Lille Magazine : le thème 2003 doit sus­citer en vous un intérêt particulier ?

Bertrand de Talhouët : Bien entendu ! Ce qui est intéressant dans les « Trans­photos », c’est de pouvoir associer des thèmes transversaux : après le territoire et le cinéma, le festival propose un regard croisé sur la mode et la photographie. En tant que médium éminemment contem­porain, la photo fixe des arrêts sur image de l’univers. par nature éphémère, de la mode, ce qui permet de créer des protec­tions ou de raconter des histoires.

Lille Magazine : Qu’en est-il de la pro­grammation cette année ?

Bertrand de Talhouët : À l’instar de l’édition 2007, on a décidé de renouveler le « multi-commissariat » qui assure un plateau large d’artis­tes et d’approches dans les liens entre « Mode & Photographie » à travers une quarantaine d’expositions. En 2008, les « Transphotos » ont encore la primeur nationale de certaines expositions comme « Rétrospective » de David Seidner accueillie au Palais des Beaux-Arts ou « One Man Shown » de Karl lagerfeld au Tri Postal. Par ailleurs, le festival bénéfi­cie cette année du partenariat extraordi­naire du magazine PHOTO, magazine de référence distribué dans 7o pays. C’est à notre capacité à faire venir les plus grands artistes et à intéresser les plus grands magazines que se perçoit la reconnais­sance des Transphotographiques.
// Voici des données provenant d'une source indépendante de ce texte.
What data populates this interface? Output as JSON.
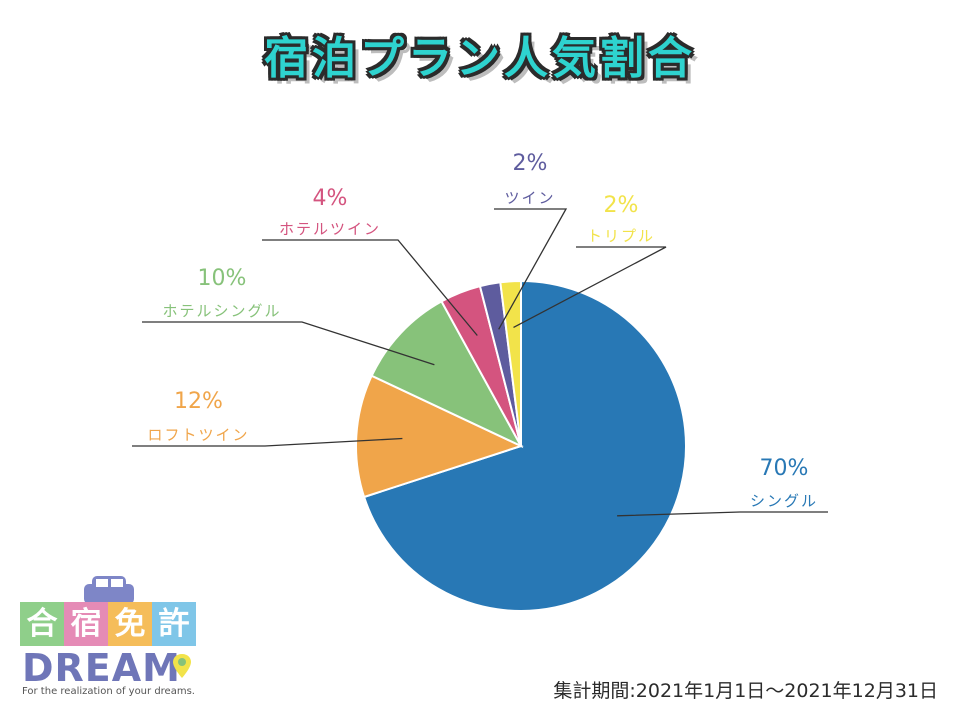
{
  "chart_data": {
    "type": "pie",
    "title": "宿泊プラン人気割合",
    "start_angle_deg": 0,
    "direction": "clockwise",
    "slices": [
      {
        "label": "シングル",
        "value": 70,
        "pct_label": "70%",
        "color": "#2878b5"
      },
      {
        "label": "ロフトツイン",
        "value": 12,
        "pct_label": "12%",
        "color": "#f0a54a"
      },
      {
        "label": "ホテルシングル",
        "value": 10,
        "pct_label": "10%",
        "color": "#87c27a"
      },
      {
        "label": "ホテルツイン",
        "value": 4,
        "pct_label": "4%",
        "color": "#d4547f"
      },
      {
        "label": "ツイン",
        "value": 2,
        "pct_label": "2%",
        "color": "#5e5c9e"
      },
      {
        "label": "トリプル",
        "value": 2,
        "pct_label": "2%",
        "color": "#f2e34a"
      }
    ]
  },
  "footer": {
    "period": "集計期間:2021年1月1日～2021年12月31日"
  },
  "logo": {
    "kanji": [
      "合",
      "宿",
      "免",
      "許"
    ],
    "kanji_colors": [
      "#8fcf8a",
      "#e58bb6",
      "#f5bd5a",
      "#7fc6e8"
    ],
    "name": "DREAM",
    "tagline": "For the realization of your dreams."
  }
}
Lille Magazine : Comment ce festival de dimension européenne s’inscrit-il dons notre région ?

Bertrand de Talhouët : À mon sens les « Transphotos » viennent amplifier le renouveau culturel de Lille et de la région. À côté des grands événements qu’ont été Lille 2004 et Lille 3000, il était important de poursuivre la montée en puissance du festival dont les thématiques traversent chaque année, de mai à juin, l’ensemble de notre territoire, colorant ainsi la vie culturelle régionale. En outre, cette année, le choix de thématique permet de revitaliser l’histoire du Nord-Pas-de-Calais, terre de textile. En accueillant des expositions dans des lieux tels que la Condition Publique, ancienne usine de conditionnement de laine ou la Maison de Mode de Lille, le festival offre, de la sorte. un vibrant hommage à la reconversion de l’industrie textile régionale.